The assessment of the aggravating circumstances needs technical and quantitative investigations, that only medical and paramedical personnel are able to guarantee, because they are properly trained and they are able to use suitable tools.
These technical and quantitative investigations cannot be repeated and delayed because the elements to be analyzed are alterable.
When the judicial police must do acts and investigation requiring specific technical competences, it may employ suitable persons who cannot refuse their work, according to the art 348 c.c.p. paragraph 4 (2).
The result is that the need of conferring the task of police auxiliary to the health staff cannot be delayed.

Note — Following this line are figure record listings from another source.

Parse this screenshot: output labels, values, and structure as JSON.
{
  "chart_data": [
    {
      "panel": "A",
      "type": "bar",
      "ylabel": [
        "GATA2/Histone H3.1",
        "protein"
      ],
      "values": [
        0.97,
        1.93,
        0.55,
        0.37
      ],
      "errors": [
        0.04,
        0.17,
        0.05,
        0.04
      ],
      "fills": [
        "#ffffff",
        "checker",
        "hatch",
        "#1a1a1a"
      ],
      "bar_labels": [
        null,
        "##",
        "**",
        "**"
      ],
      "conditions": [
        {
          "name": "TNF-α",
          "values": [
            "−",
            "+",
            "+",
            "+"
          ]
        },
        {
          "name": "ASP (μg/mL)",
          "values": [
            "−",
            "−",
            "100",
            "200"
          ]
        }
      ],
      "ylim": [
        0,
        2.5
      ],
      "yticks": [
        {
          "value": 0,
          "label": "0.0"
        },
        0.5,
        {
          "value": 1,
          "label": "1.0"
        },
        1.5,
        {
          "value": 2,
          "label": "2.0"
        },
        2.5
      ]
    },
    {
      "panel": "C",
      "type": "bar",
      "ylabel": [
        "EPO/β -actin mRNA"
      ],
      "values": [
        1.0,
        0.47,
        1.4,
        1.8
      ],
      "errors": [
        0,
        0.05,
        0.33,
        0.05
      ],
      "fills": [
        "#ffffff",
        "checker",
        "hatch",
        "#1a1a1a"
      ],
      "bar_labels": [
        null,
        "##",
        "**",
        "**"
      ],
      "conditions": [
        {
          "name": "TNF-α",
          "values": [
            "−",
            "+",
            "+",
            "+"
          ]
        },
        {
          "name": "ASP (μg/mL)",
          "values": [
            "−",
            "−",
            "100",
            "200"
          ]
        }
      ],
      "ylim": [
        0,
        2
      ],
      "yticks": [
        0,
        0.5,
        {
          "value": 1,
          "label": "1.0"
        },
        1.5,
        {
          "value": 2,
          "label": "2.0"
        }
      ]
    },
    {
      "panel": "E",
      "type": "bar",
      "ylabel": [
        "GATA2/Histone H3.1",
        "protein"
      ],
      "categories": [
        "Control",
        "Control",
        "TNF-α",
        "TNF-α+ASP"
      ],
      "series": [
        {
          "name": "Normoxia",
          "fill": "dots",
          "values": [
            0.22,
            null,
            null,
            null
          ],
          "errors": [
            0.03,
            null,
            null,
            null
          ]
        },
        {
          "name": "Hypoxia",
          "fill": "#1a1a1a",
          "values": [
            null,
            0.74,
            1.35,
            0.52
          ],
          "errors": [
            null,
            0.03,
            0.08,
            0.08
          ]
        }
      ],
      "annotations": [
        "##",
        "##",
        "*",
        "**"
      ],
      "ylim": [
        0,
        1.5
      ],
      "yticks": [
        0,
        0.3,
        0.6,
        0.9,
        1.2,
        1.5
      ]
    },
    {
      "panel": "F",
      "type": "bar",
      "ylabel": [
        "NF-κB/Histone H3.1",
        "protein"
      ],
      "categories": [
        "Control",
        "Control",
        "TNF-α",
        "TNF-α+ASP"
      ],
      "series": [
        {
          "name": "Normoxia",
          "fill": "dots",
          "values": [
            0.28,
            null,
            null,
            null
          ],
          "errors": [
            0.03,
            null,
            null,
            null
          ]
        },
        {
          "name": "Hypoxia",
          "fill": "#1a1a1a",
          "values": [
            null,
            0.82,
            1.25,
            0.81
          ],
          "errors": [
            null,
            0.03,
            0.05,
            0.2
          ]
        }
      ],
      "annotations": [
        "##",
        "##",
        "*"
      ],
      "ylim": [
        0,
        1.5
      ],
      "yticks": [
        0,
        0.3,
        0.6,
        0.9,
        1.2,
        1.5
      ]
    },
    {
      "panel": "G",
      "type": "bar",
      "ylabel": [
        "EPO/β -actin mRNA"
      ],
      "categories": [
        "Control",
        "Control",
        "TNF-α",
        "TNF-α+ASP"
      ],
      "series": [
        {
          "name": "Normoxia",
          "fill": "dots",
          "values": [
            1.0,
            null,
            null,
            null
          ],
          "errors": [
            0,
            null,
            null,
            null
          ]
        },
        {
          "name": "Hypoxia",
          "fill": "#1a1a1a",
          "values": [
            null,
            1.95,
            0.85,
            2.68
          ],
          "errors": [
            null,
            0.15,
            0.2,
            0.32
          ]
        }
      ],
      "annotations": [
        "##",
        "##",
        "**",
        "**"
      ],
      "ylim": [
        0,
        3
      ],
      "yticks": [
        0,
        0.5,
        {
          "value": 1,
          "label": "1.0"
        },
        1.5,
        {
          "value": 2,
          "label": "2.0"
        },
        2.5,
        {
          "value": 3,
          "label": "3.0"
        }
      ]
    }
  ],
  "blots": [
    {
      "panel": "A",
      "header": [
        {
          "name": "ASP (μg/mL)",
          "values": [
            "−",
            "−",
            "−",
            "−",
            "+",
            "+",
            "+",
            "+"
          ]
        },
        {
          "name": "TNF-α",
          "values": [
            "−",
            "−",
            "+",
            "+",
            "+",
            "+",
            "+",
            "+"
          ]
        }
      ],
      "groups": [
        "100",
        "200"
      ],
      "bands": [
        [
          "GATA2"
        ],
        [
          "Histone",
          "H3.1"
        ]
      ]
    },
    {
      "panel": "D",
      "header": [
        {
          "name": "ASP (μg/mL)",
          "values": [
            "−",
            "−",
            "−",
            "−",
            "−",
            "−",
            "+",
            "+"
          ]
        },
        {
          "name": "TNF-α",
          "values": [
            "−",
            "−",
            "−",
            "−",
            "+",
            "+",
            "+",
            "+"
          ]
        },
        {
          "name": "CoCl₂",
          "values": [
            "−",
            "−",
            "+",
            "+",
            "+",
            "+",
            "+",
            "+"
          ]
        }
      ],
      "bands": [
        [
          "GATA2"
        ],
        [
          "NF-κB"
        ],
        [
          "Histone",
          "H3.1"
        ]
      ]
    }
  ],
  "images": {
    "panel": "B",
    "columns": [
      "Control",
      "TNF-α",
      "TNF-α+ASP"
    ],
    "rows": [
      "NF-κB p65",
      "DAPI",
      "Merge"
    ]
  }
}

According to the art. 356 c.c.p. , 360 c.c.p. and implementing provision 114 c.c.p. the suspect may appoint an attorney and a medical expert; they may assist to the operations, without causing delay (2).
If the suspect is not able to or do not want to appoint an attorney, a public defender is appointed.
The judicial police must indicate how long the health personnel must wait for the attorney; the health personnel act as requested by the judicial authority.
The misapplication of these articles of law can configures an invalidity.
The judicial police can arrest the suspect only if the exact values of blood alcohol levels are available according to the art 589 bis p.c. or 590 bis p.c. paragraph 2, 3, 4 (1). In the other cases the judicial police report the driver for the crime of refusal according to the art 186 paragraph 7 traffic laws and the art 589 bis c.p. or 590 bis p.c. basic hypothesis (1,3).
Regarding to the drugs intake it’s mandatory for the judicial police to arrest the driver only if the presence of drugs metabolites is confirmed in the blood and a psychic and behavioral alteration is reported in the medical examination.
When the prognosis of the victim is not yet available, the driver can be detained by the judicial police only long enough to identify himself.
The compulsory investigations can never be made on the road. They can be made only in a hygienic place because of the protection of the physical and psychic integrity of the suspect.
Thus an ad hoc protocol with the necessary links between judicial police and emergency department must be defined in every hospital to standardize the blood sampling and the medical examination.

References

  1. The Penal Code (coordinated and updated text of the Royal decree 19th October 1930 n° 1398).
  2. The Code of Criminal Procedure (coordinated and updated text of the Decree of the President of the Republic 22nd September 1988 n° 447).